Hydrocortison gehört zur Stoffgruppe der Glucocorticoide. Topisch angewandte Glucocorticoide wirken auf die Haut antiinflammatorisch, immunosuppressiv, antimitotisch (antiproliferativ), antipruriginös und vasokonstriktorisch. Dadurch wird -neben den Hauptwirkungen der Beseitigung der Entzündung und des Juckreizes - die Normalisierung der Verhornung, die Hemmung der überschüssigen Fibrobla­stenaktivität und der Epidermopoese, der Abbau pathologischer Stoffwechsel­produkte und die Hemmung der Akantholyse erreicht. Dabei handelt es sich nicht um eine kausale, sondern um eine symptomatische Therapie.



Pharmakokinetische Eigenschaften

Clotrimazol

Pharmakokinetische Untersuchungen nach dermaler bzw. vaginaler Applikation zeigten, dass Clotrimazol nur gering mit <2 bzw. 3-10% der Dosis resorbiert wird.
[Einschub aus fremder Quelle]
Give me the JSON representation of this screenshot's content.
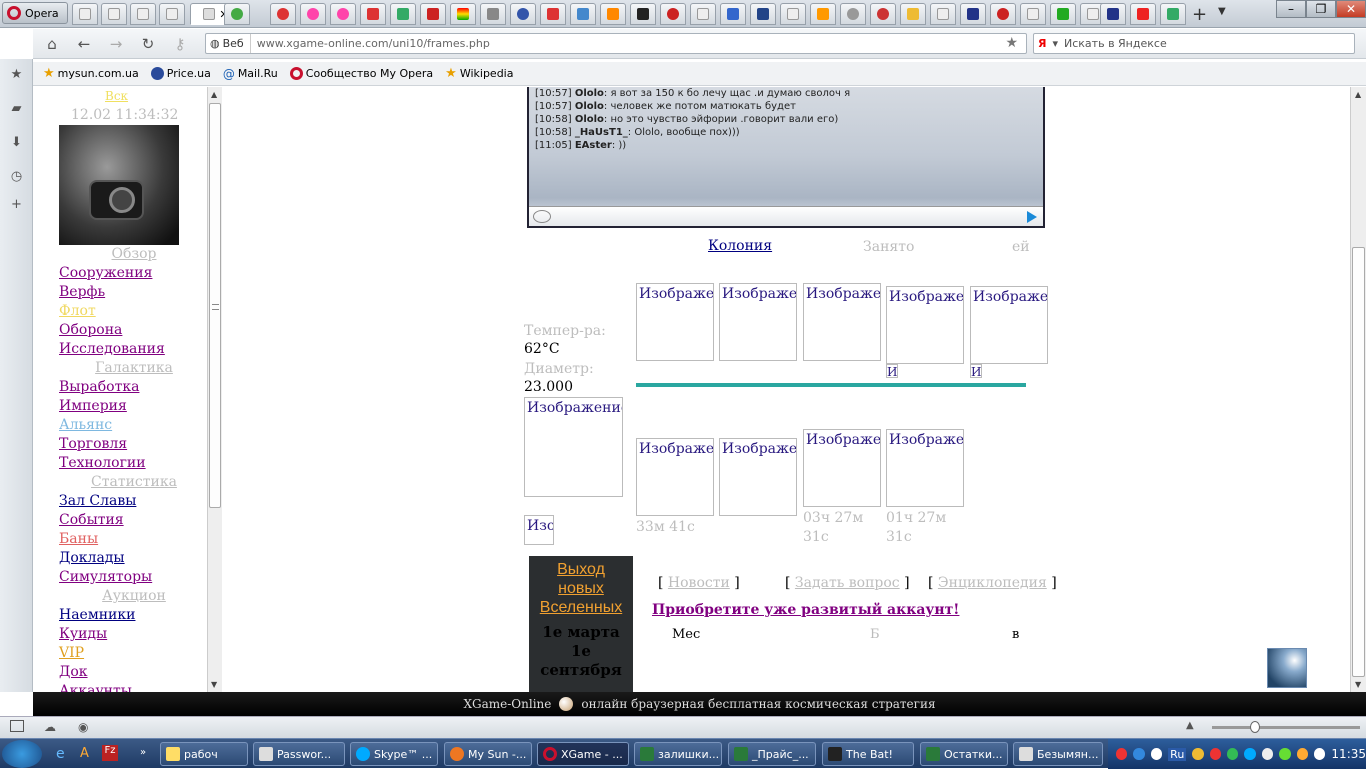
{
  "browser": {
    "opera_label": "Opera",
    "address_mode": "Веб",
    "url": "www.xgame-online.com/uni10/frames.php",
    "search_placeholder": "Искать в Яндексе",
    "bookmarks": [
      "mysun.com.ua",
      "Price.ua",
      "Mail.Ru",
      "Сообщество My Opera",
      "Wikipedia"
    ]
  },
  "left": {
    "top_link": "Вск",
    "timestamp": "12.02 11:34:32",
    "overview": "Обзор",
    "nav": [
      {
        "label": "Сооружения",
        "color": "#800080"
      },
      {
        "label": "Верфь",
        "color": "#800080"
      },
      {
        "label": "Флот",
        "color": "#f0d860"
      },
      {
        "label": "Оборона",
        "color": "#800080"
      },
      {
        "label": "Исследования",
        "color": "#800080"
      }
    ],
    "galaxy": "Галактика",
    "nav2": [
      {
        "label": "Выработка",
        "color": "#800080"
      },
      {
        "label": "Империя",
        "color": "#800080"
      },
      {
        "label": "Альянс",
        "color": "#7eb8e0"
      },
      {
        "label": "Торговля",
        "color": "#800080"
      },
      {
        "label": "Технологии",
        "color": "#800080"
      }
    ],
    "stats": "Статистика",
    "nav3": [
      {
        "label": "Зал Славы",
        "color": "#000080"
      },
      {
        "label": "События",
        "color": "#800080"
      },
      {
        "label": "Баны",
        "color": "#e06060"
      },
      {
        "label": "Доклады",
        "color": "#000080"
      },
      {
        "label": "Симуляторы",
        "color": "#800080"
      }
    ],
    "auction": "Аукцион",
    "nav4": [
      {
        "label": "Наемники",
        "color": "#000080"
      },
      {
        "label": "Куиды",
        "color": "#800080"
      },
      {
        "label": "VIP",
        "color": "#e0a020"
      },
      {
        "label": "Док",
        "color": "#800080"
      },
      {
        "label": "Аккаунты",
        "color": "#800080"
      }
    ]
  },
  "chat": {
    "lines": [
      {
        "time": "[10:57]",
        "nick": "Ololo",
        "text": ": я вот за 150 к бо лечу щас .и думаю сволоч я"
      },
      {
        "time": "[10:57]",
        "nick": "Ololo",
        "text": ": человек же потом матюкать будет"
      },
      {
        "time": "[10:58]",
        "nick": "Ololo",
        "text": ": но это чувство эйфории .говорит вали его)"
      },
      {
        "time": "[10:58]",
        "nick": "_HaUsT1_",
        "text": ": Ololo, вообще пох)))"
      },
      {
        "time": "[11:05]",
        "nick": "EAster",
        "text": ": ))"
      }
    ]
  },
  "planet": {
    "colony_link": "Колония",
    "occupied": "Занято",
    "fields_tail": "ей",
    "temp_label": "Темпер-ра:",
    "temp_value": "62°C",
    "diam_label": "Диаметр:",
    "diam_value": "23.000",
    "img_alt": "Изображение",
    "img_alt_short": "Изображен",
    "img_alt_tiny": "Изоб",
    "img_alt_i": "И",
    "timer1": "33м 41с",
    "timer2a": "03ч 27м",
    "timer2b": "31с",
    "timer3a": "01ч 27м",
    "timer3b": "31с"
  },
  "promo": {
    "title_line1": "Выход",
    "title_line2": "новых",
    "title_line3": "Вселенных",
    "date1": "1е марта",
    "date2": "1е",
    "date3": "сентября"
  },
  "links": {
    "news": "Новости",
    "ask": "Задать вопрос",
    "encyclopedia": "Энциклопедия",
    "buy_account": "Приобретите уже развитый аккаунт!",
    "tail1": "Мес",
    "tail2": "Б",
    "tail3": "в"
  },
  "footer": {
    "brand": "XGame-Online",
    "tagline": "онлайн браузерная бесплатная космическая стратегия"
  },
  "taskbar": {
    "items": [
      "рабоч",
      "Passwor...",
      "Skype™ ...",
      "My Sun -...",
      "XGame - ...",
      "залишки...",
      "_Прайс_...",
      "The Bat!",
      "Остатки...",
      "Безымян..."
    ],
    "lang": "Ru",
    "clock": "11:35"
  }
}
Die daraus resultierenden Plasmaspitzenkonzentrationen des Wirkstoffs betragen <10 ng/ml und führen nicht zu meßbaren systemischen Wirkungen bzw. Nebenwirkungen.


Hydrocortison

Die dermale Resorption von Hydrocortison hängt von Dicke und Beschaffenheit der Haut ab. Bei gesunder Haut bilden Lokalsteroide oberhalb der dichten Hornschichten ein epidermales Medikamentendepot, aus welchem sie nur langsam und in geringen Mengen durch die Haut in den Blutkreislauf gelangen. Gleichzeitig findet im Depot laufend eine Inaktivierung des Steroids statt. So sind an einigermaßen gesunder Haut nach lokaler Applikation keine deutlichen systemischen Wirkungen von Corticoiden bekannt geworden.
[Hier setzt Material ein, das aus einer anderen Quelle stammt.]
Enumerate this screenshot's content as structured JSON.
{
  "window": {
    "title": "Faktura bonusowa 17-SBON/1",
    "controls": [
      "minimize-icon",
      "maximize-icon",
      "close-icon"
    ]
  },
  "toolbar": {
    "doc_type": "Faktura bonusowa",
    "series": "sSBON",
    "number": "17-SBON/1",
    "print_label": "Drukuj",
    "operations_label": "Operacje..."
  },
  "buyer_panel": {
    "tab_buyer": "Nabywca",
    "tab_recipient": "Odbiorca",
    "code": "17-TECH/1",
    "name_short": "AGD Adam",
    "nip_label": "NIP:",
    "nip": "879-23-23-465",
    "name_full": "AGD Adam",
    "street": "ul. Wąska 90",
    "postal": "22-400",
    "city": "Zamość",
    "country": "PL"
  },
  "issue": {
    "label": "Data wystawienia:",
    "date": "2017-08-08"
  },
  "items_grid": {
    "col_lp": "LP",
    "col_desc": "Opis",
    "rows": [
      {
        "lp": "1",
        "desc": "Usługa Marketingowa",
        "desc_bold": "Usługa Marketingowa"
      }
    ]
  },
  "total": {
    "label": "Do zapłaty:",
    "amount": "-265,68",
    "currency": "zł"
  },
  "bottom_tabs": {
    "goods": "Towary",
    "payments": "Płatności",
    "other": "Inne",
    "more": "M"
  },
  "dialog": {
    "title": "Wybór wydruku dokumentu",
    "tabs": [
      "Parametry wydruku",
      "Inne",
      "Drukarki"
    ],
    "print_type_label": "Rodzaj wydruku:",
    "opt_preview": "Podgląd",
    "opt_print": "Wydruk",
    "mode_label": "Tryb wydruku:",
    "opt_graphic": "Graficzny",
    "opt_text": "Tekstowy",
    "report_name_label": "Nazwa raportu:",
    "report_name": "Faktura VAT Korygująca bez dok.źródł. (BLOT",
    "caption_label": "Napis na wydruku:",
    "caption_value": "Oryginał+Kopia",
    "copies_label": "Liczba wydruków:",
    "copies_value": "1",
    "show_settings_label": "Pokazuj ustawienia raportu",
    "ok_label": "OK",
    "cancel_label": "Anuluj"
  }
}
Bei entzündlich veränderter oder lädierter Haut jedoch ist die kutane Resorption erhöht. Man hat an entzündlich veränderter Haut mit systemischen Wirkungen besonders dann zu rechnen, wenn größere entzündliche Hautflächen behandelt werden.

Erhöhte Temperatur und Feuchtigkeit der Haut, wie z.B. in Hautfalten oder unter einem Okklusivverband begünstigen auch die Resorption. Beim Säugling und Kleinkind ist die epidermale Barriere noch mangelhaft entwickelt, was die transkutane Medikamentenaufnahme ebenfalls erleichtert. Das Auftreten systemischer Wirkungen hängt einmal von der Dosis, zum anderen, und das in viel größeren Ausmaß, von der Dauer der Behandlung ab.

Bei der Anwendung über einen kurzen Zeitraum und über begrenzt entzündlichen Hautpartien ist keine relevante Resorption des Hydrocortisons zu erwarten. Mehr als 90% des resorbierten Hydrocortisons wird an Plasmaproteine gebunden. Hydrocortison wird in der Leber und in den Geweben metabolisiert, die Metaboliten werden mit dem Urin ausgeschieden. Die biologische Halbwertzeit beträgt ungefähr 100 Minuten.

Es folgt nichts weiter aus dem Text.